The schedctl_stop() macro removes the hint that was set by schedctl_start(). As with schedctl_start(), the pointer passed to the macro must be the same as the pointer returned by the call to schedctl_init() by the current thread.

The schedctl_start() and schedctl_stop() macros are intended to be used to bracket short critical sections, such as the time spent holding a spinlock. Other uses, including the failure to call schedctl_stop() soon after calling schedctl_start(), might result in poor performance.

RETURN VALUES

The schedctl_init() function returns a pointer to a schedctl_t structure if the initialization was successful, or NULL otherwise. The schedctl_lookup() function returns a pointer to a schedctl_t structure if the data for that thread was found, or NULL otherwise.

ERRORS

No errors are returned.

ATTRIBUTES

See attributes(5) for descriptions of the following attributes:

ATTRIBUTE TYPE ATTRIBUTE VALUE
Interface Stability Stable
MT-Level MT-Safe
SEE ALSO

priocntl(1), exec(2), fork(2), priocntl(2), attributes(5), threads(5)

NOTES

Preemption control is intended for use by threads belonging to the time-sharing (TS), interactive (IA), fair-share (FSS), and fixed-priority (FX) scheduling classes.

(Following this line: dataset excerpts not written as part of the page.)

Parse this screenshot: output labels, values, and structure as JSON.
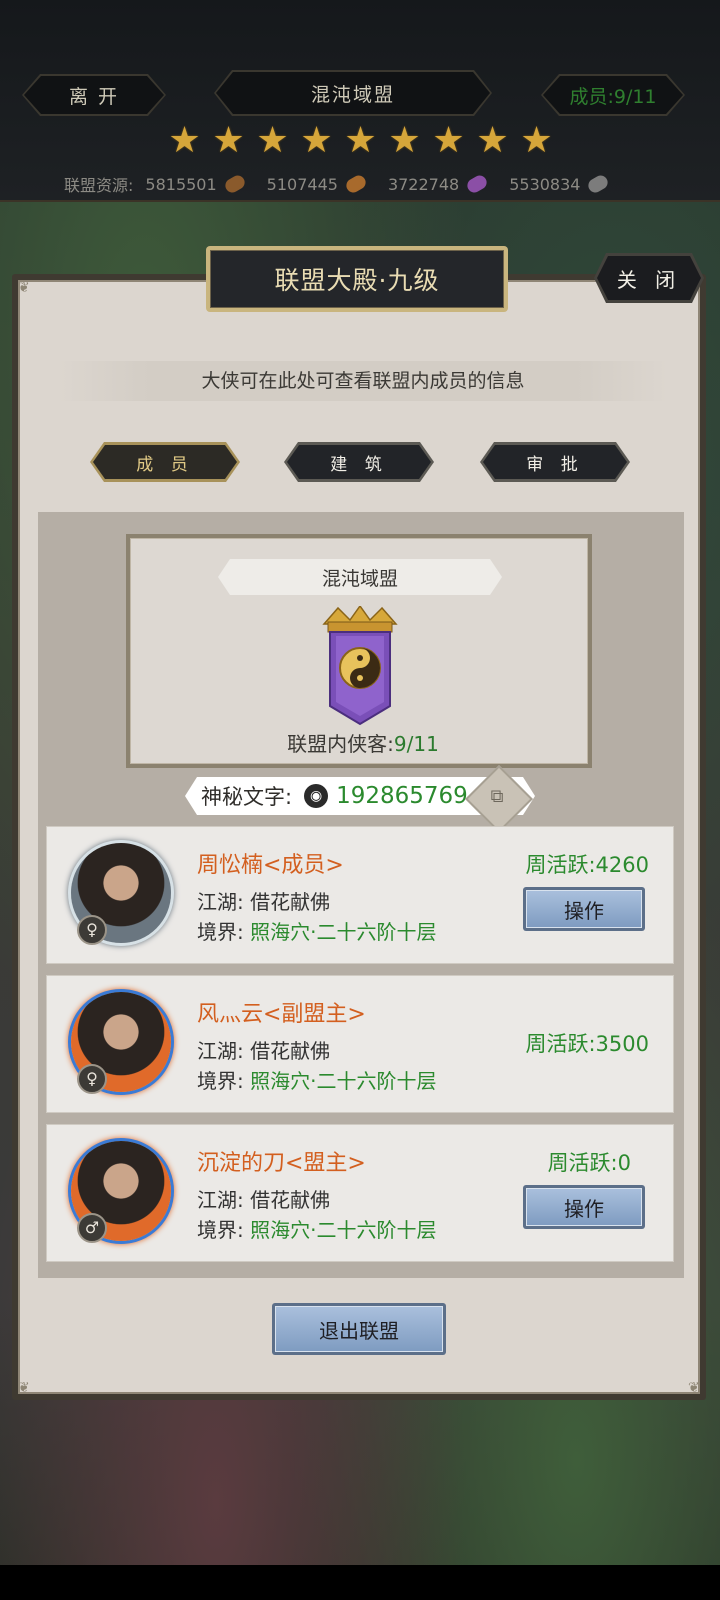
{
  "header": {
    "leave_label": "离 开",
    "alliance_name": "混沌域盟",
    "members_label": "成员:9/11",
    "stars_count": 9,
    "resources_label": "联盟资源:",
    "resources": [
      {
        "value": "5815501",
        "icon": "wood-log-icon",
        "color": "#8a5a2c"
      },
      {
        "value": "5107445",
        "icon": "leaf-scroll-icon",
        "color": "#a86a2c"
      },
      {
        "value": "3722748",
        "icon": "purple-crystal-icon",
        "color": "#8b4fa6"
      },
      {
        "value": "5530834",
        "icon": "iron-ingot-icon",
        "color": "#7c7c7c"
      }
    ]
  },
  "dialog": {
    "title": "联盟大殿·九级",
    "close_label": "关 闭",
    "description": "大侠可在此处可查看联盟内成员的信息",
    "tabs": [
      {
        "label": "成 员",
        "active": true
      },
      {
        "label": "建 筑",
        "active": false
      },
      {
        "label": "审 批",
        "active": false
      }
    ]
  },
  "emblem": {
    "name": "混沌域盟",
    "members_prefix": "联盟内侠客:",
    "members_value": "9/11",
    "icon": "yin-yang-banner-icon"
  },
  "secret": {
    "label": "神秘文字:",
    "icon": "qq-penguin-icon",
    "number": "192865769",
    "copy_icon": "copy-icon"
  },
  "members": [
    {
      "name": "周忪楠<成员>",
      "jianghu_label": "江湖:",
      "jianghu_value": "借花献佛",
      "realm_label": "境界:",
      "realm_value": "照海穴·二十六阶十层",
      "activity": "周活跃:4260",
      "gender": "♀",
      "has_action": true,
      "action_label": "操作",
      "avatar_colors": [
        "#6a7680",
        "#d7e1e6"
      ]
    },
    {
      "name": "风灬云<副盟主>",
      "jianghu_label": "江湖:",
      "jianghu_value": "借花献佛",
      "realm_label": "境界:",
      "realm_value": "照海穴·二十六阶十层",
      "activity": "周活跃:3500",
      "gender": "♀",
      "has_action": false,
      "action_label": "",
      "avatar_colors": [
        "#e06a2a",
        "#3a7bd6"
      ]
    },
    {
      "name": "沉淀的刀<盟主>",
      "jianghu_label": "江湖:",
      "jianghu_value": "借花献佛",
      "realm_label": "境界:",
      "realm_value": "照海穴·二十六阶十层",
      "activity": "周活跃:0",
      "gender": "♂",
      "has_action": true,
      "action_label": "操作",
      "avatar_colors": [
        "#e06a2a",
        "#3a7bd6"
      ]
    }
  ],
  "quit_label": "退出联盟"
}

If used by threads in other scheduling classes, such as real-time (RT), no errors will be returned but schedctl_start() and schedctl_stop() will not have any effect.

The data used for preemption control are not copied in the child of a fork(2). Thus, if a process containing threads using preemption control calls fork and the child does not immediately call exec(2), each thread in the child must call schedctl_init() again prior to any future uses of schedctl_start() and schedctl_stop(). Failure to do so will result in undefined behavior.